The other mistake was to assume that House Speaker John Boehner would cut loose his rambunctious freshmen to push through a debt-ceiling increase with more Democratic votes than Republican ones.

The White House was right to think that Mr. Boehner, an old-school Republican, would never have allowed the country to default. But it was wrong to think he could never get his 87 freshmen members to compromise.

In fact, the debt-ceiling bill Mr. Boehner was finally able to pass last Friday with Republican-only support represented a huge compromise on the part of the Tea Partiers who voted for it. It forced the White House to move in Mr. Boehner's direction.

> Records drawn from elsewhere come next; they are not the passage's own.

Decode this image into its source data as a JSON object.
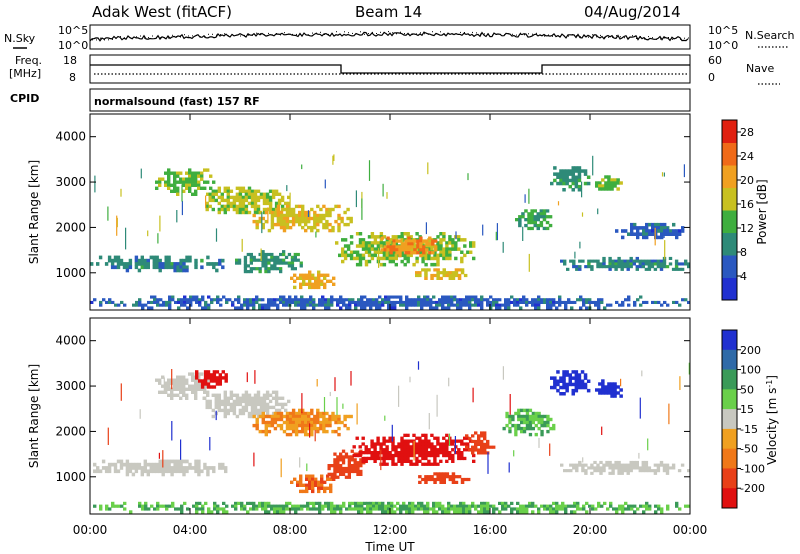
{
  "header": {
    "title": "Adak West (fitACF)",
    "beam": "Beam 14",
    "date": "04/Aug/2014"
  },
  "sky_panel": {
    "left_label": "N.Sky",
    "right_label": "N.Search",
    "tick_top": "10^5",
    "tick_bottom": "10^0"
  },
  "freq_panel": {
    "label_line1": "Freq.",
    "label_line2": "[MHz]",
    "cpid_label": "CPID",
    "left_ticks": [
      "18",
      "8"
    ],
    "right_ticks": [
      "60",
      "0"
    ],
    "right_label": "Nave"
  },
  "cpid_text": "normalsound (fast) 157 RF",
  "x_axis": {
    "label": "Time UT",
    "ticks": [
      "00:00",
      "04:00",
      "08:00",
      "12:00",
      "16:00",
      "20:00",
      "00:00"
    ]
  },
  "y_axis": {
    "label": "Slant Range [km]",
    "ticks": [
      "1000",
      "2000",
      "3000",
      "4000"
    ]
  },
  "colors": {
    "power": [
      "#2030d0",
      "#2a58c0",
      "#2e8a78",
      "#3fae3f",
      "#c8c020",
      "#f0a020",
      "#f06a18",
      "#e02010"
    ],
    "velocity": [
      "#2030d0",
      "#2f6aa8",
      "#3a9a58",
      "#6ad04a",
      "#c8c8c0",
      "#f0a020",
      "#f07818",
      "#e84018",
      "#e01010"
    ]
  },
  "chart_data": [
    {
      "type": "heatmap",
      "title": "Power",
      "ylabel": "Slant Range [km]",
      "xlabel": "",
      "xlim_hours": [
        0,
        24
      ],
      "ylim": [
        180,
        4500
      ],
      "colorbar": {
        "label": "Power [dB]",
        "ticks": [
          4,
          8,
          12,
          16,
          20,
          24,
          28
        ],
        "range": [
          0,
          30
        ]
      },
      "regions": [
        {
          "t": [
            0.0,
            5.6
          ],
          "r": [
            1020,
            1380
          ],
          "v": 9
        },
        {
          "t": [
            2.6,
            5.0
          ],
          "r": [
            2700,
            3300
          ],
          "v": 14
        },
        {
          "t": [
            4.5,
            8.0
          ],
          "r": [
            2300,
            2900
          ],
          "v": 16
        },
        {
          "t": [
            6.5,
            10.5
          ],
          "r": [
            1900,
            2500
          ],
          "v": 18
        },
        {
          "t": [
            5.8,
            8.5
          ],
          "r": [
            1000,
            1500
          ],
          "v": 10
        },
        {
          "t": [
            8.0,
            9.8
          ],
          "r": [
            650,
            1050
          ],
          "v": 20
        },
        {
          "t": [
            9.8,
            15.4
          ],
          "r": [
            1150,
            1900
          ],
          "v": 15
        },
        {
          "t": [
            11.5,
            14.0
          ],
          "r": [
            1350,
            1800
          ],
          "v": 22
        },
        {
          "t": [
            13.0,
            15.2
          ],
          "r": [
            850,
            1100
          ],
          "v": 18
        },
        {
          "t": [
            17.0,
            18.6
          ],
          "r": [
            1950,
            2400
          ],
          "v": 12
        },
        {
          "t": [
            18.4,
            20.0
          ],
          "r": [
            2800,
            3350
          ],
          "v": 10
        },
        {
          "t": [
            20.2,
            21.3
          ],
          "r": [
            2750,
            3150
          ],
          "v": 14
        },
        {
          "t": [
            18.8,
            24.0
          ],
          "r": [
            1050,
            1350
          ],
          "v": 9
        },
        {
          "t": [
            21.0,
            24.0
          ],
          "r": [
            1750,
            2100
          ],
          "v": 6
        },
        {
          "t": [
            0.0,
            24.0
          ],
          "r": [
            200,
            500
          ],
          "v": 6
        }
      ]
    },
    {
      "type": "heatmap",
      "title": "Velocity",
      "ylabel": "Slant Range [km]",
      "xlabel": "Time UT",
      "xlim_hours": [
        0,
        24
      ],
      "ylim": [
        180,
        4500
      ],
      "colorbar": {
        "label": "Velocity [m s^-1]",
        "ticks": [
          200,
          100,
          50,
          15,
          -15,
          -50,
          -100,
          -200
        ]
      },
      "regions": [
        {
          "t": [
            0.0,
            5.6
          ],
          "r": [
            1020,
            1380
          ],
          "v": 0
        },
        {
          "t": [
            2.6,
            5.0
          ],
          "r": [
            2700,
            3300
          ],
          "v": 0
        },
        {
          "t": [
            4.2,
            5.5
          ],
          "r": [
            2950,
            3350
          ],
          "v": -220
        },
        {
          "t": [
            4.5,
            8.0
          ],
          "r": [
            2300,
            2900
          ],
          "v": 0
        },
        {
          "t": [
            6.5,
            10.5
          ],
          "r": [
            1900,
            2500
          ],
          "v": -30
        },
        {
          "t": [
            8.0,
            9.8
          ],
          "r": [
            650,
            1050
          ],
          "v": -70
        },
        {
          "t": [
            9.5,
            11.0
          ],
          "r": [
            900,
            1600
          ],
          "v": -120
        },
        {
          "t": [
            10.5,
            15.4
          ],
          "r": [
            1250,
            1950
          ],
          "v": -220
        },
        {
          "t": [
            15.0,
            16.2
          ],
          "r": [
            1500,
            2000
          ],
          "v": -90
        },
        {
          "t": [
            13.0,
            15.2
          ],
          "r": [
            850,
            1100
          ],
          "v": -120
        },
        {
          "t": [
            16.5,
            18.6
          ],
          "r": [
            1900,
            2500
          ],
          "v": 30
        },
        {
          "t": [
            18.4,
            20.0
          ],
          "r": [
            2800,
            3350
          ],
          "v": 220
        },
        {
          "t": [
            20.2,
            21.3
          ],
          "r": [
            2750,
            3150
          ],
          "v": 220
        },
        {
          "t": [
            18.8,
            24.0
          ],
          "r": [
            1050,
            1350
          ],
          "v": 0
        },
        {
          "t": [
            0.0,
            24.0
          ],
          "r": [
            200,
            450
          ],
          "v": 30
        }
      ]
    }
  ]
}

Mr. McConnell played the mediator in the climactic weekend talks between Mr. Boehner and Vice-President Joe Biden. It was no surprise to anyone in Washington that it took two old Senate hands to end the impasse.

Once again, Mr. Biden, who spent 36 years in the upper chamber, showed why he is so indispensable to Mr. Obama. He knows how the other side thinks because he thinks like the other side. They're culturally identical.

Mr. Biden knew what Mr. Obama needed - a debt ceiling increase to get him past election day - and he knew what he needed to do to get it.

The GOP "victory" - a $2.4-trillion deficit reduction package, without new taxes for now - may be more imaginary than real. Almost all of the "cuts" are back-end loaded over 10 years and may never occur. As former Obama economic adviser Larry Summers noted in the Financial Times: "The current Congress cannot effectively constrain future actions."

Contrary to the GOP narrative, Republicans have not dragged Mr. Obama "kicking and screaming" into an age of austerity.

But in Washington, looking like you've won may be just as important as winning.